BAB 13

18 2 0
                                    


"Enggak mau tanya kenapa aku bisa ada di sini?"

"Bukan urusan gue."

"Di...," ucapannya tergantung sebab Rio yang meletakkan secangkir kopi hitam di hadapanku. Secangkir kopi tubruk dengan takaran khusus.

"Thanks, Yo," ia melirik Nugra, matanya berkedip jahil padaku yang kubalas dengan kedikan bahu.

"Kamu masih ngopi? Kopi hitam?"  dia menggeleng-geleng takzim, aku tak perduli.

"Enggak kapok sakit kayak kemaren?" nada bicaranya naik ½ oktaf,  kutulikan telingaku yang masih sehat ini.

Aku sudah pusing dengan naskah yang harus kubaca di depan mata, kenapa pula harus ditambah dengan ocehan si makhluk tengil yang berubah perhatian belakangan ini?

"Di, kerjaan boleh banyak tapi tetap harus prioritaskan kesehatan.
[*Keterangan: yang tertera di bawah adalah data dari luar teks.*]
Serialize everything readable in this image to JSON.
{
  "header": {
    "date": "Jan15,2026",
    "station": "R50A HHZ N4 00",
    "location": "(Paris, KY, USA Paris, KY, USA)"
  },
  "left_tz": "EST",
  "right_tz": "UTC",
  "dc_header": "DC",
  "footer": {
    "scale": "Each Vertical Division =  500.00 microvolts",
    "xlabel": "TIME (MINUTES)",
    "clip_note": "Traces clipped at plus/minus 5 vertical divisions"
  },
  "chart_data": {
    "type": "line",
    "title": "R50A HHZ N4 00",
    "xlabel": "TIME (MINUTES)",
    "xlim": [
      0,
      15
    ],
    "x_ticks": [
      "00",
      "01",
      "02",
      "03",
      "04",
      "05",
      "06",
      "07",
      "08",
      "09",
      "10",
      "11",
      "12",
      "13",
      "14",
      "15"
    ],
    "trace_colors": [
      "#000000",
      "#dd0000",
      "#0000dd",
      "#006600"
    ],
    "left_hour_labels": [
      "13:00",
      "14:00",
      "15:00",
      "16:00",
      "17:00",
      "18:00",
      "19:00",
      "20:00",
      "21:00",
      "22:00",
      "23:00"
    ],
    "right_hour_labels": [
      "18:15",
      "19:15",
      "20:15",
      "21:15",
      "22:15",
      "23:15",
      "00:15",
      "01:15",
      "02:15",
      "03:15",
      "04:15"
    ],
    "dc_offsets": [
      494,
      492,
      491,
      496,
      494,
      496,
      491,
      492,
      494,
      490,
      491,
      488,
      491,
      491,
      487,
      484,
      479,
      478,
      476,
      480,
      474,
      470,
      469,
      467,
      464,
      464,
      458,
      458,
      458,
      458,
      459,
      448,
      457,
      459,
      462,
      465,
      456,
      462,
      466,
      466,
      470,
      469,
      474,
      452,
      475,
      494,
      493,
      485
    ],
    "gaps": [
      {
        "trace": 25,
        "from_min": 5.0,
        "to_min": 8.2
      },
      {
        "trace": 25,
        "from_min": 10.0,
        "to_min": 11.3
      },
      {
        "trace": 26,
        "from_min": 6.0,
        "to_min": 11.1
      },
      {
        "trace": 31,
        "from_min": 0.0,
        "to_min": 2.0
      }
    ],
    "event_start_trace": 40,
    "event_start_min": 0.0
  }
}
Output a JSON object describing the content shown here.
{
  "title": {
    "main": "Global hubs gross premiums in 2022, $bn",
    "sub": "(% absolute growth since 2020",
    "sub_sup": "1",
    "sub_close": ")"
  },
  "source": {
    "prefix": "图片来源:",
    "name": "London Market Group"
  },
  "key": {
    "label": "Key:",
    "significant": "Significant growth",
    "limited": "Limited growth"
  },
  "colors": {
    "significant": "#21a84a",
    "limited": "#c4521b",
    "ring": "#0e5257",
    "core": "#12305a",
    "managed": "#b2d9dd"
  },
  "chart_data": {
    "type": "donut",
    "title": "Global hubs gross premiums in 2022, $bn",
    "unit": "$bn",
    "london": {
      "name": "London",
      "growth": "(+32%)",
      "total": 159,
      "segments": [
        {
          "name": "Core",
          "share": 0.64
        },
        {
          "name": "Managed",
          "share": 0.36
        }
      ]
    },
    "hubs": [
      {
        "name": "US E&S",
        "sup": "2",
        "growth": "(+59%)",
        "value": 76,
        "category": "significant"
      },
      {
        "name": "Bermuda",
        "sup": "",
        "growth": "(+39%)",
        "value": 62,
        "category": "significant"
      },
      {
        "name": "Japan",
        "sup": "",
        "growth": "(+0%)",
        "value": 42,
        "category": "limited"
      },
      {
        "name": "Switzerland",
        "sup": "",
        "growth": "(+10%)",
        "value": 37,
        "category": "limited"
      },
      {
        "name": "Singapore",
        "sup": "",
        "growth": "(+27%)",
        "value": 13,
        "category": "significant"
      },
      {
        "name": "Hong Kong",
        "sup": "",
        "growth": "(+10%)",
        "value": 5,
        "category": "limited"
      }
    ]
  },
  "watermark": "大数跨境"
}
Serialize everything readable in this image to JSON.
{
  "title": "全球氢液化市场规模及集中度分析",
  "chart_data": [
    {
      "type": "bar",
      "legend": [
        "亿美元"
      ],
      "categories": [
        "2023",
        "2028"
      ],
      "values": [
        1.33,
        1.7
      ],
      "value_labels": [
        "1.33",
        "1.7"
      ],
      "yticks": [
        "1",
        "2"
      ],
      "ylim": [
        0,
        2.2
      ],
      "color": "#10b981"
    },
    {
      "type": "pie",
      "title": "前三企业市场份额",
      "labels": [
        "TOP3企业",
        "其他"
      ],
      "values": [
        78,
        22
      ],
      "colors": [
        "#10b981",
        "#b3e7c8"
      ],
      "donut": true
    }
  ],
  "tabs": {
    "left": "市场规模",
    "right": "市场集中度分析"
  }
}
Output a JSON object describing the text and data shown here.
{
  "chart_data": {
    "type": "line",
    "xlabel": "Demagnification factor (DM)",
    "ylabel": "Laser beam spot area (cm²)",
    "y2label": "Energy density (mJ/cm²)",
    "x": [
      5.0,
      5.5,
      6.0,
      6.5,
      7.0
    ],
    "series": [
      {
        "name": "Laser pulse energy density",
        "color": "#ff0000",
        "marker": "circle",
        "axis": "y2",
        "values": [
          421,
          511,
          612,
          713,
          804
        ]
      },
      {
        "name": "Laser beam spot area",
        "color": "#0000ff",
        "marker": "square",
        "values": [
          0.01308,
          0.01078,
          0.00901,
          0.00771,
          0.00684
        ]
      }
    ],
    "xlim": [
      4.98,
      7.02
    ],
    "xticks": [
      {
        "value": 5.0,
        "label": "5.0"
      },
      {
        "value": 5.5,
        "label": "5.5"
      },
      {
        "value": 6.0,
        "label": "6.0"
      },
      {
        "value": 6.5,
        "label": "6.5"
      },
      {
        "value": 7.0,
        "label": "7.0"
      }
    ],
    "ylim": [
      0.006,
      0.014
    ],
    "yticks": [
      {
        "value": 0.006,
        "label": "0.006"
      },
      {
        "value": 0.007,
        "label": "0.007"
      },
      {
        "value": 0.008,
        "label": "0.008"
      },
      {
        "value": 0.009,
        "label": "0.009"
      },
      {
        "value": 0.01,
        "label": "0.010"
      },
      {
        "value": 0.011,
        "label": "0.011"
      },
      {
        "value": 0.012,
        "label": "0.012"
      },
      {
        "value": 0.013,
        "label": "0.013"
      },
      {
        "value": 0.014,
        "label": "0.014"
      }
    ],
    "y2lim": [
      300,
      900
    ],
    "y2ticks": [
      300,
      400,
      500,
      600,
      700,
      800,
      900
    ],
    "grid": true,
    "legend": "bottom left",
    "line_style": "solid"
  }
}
Kalo lo sakit, kerjaan lo yang ada malah terbengkalai," kuseruput kopi hitam pekatku, sedikit membasahi kerongkongan.

"kerjaan lo yang harusnya bisa kelar dalam dua hari, lo tinggalin gitu aja karena sakit, cuma karena ngopi Di, ngopi!" aku masih menatap layar laptopku yang menampilkan naskah revisian salah seorang penulisku.

"Di, kamu dengar aku gak sih?" bingung deh sama laki satu ini, kadang lo-gue, kadang  aku-kamu, ga konsisten amat.

"Radhika, kamu dengerin gak sih?" ia mulai kesal sepertinya pemirsa.

Kualihkan pandanganku ke arahnya, tersenyum manis bin pongah, "udah ceramahnya? Udah selesai? Mau minum?" kuangkat gelas kopiku, kusodorkan kearahnya dan diambil dengan kasar oleh Nugra. Aku tak percaya, ia menghabiskan kopiku tidak lebih dari lima teguk, sehaus itukah? Tidak panas?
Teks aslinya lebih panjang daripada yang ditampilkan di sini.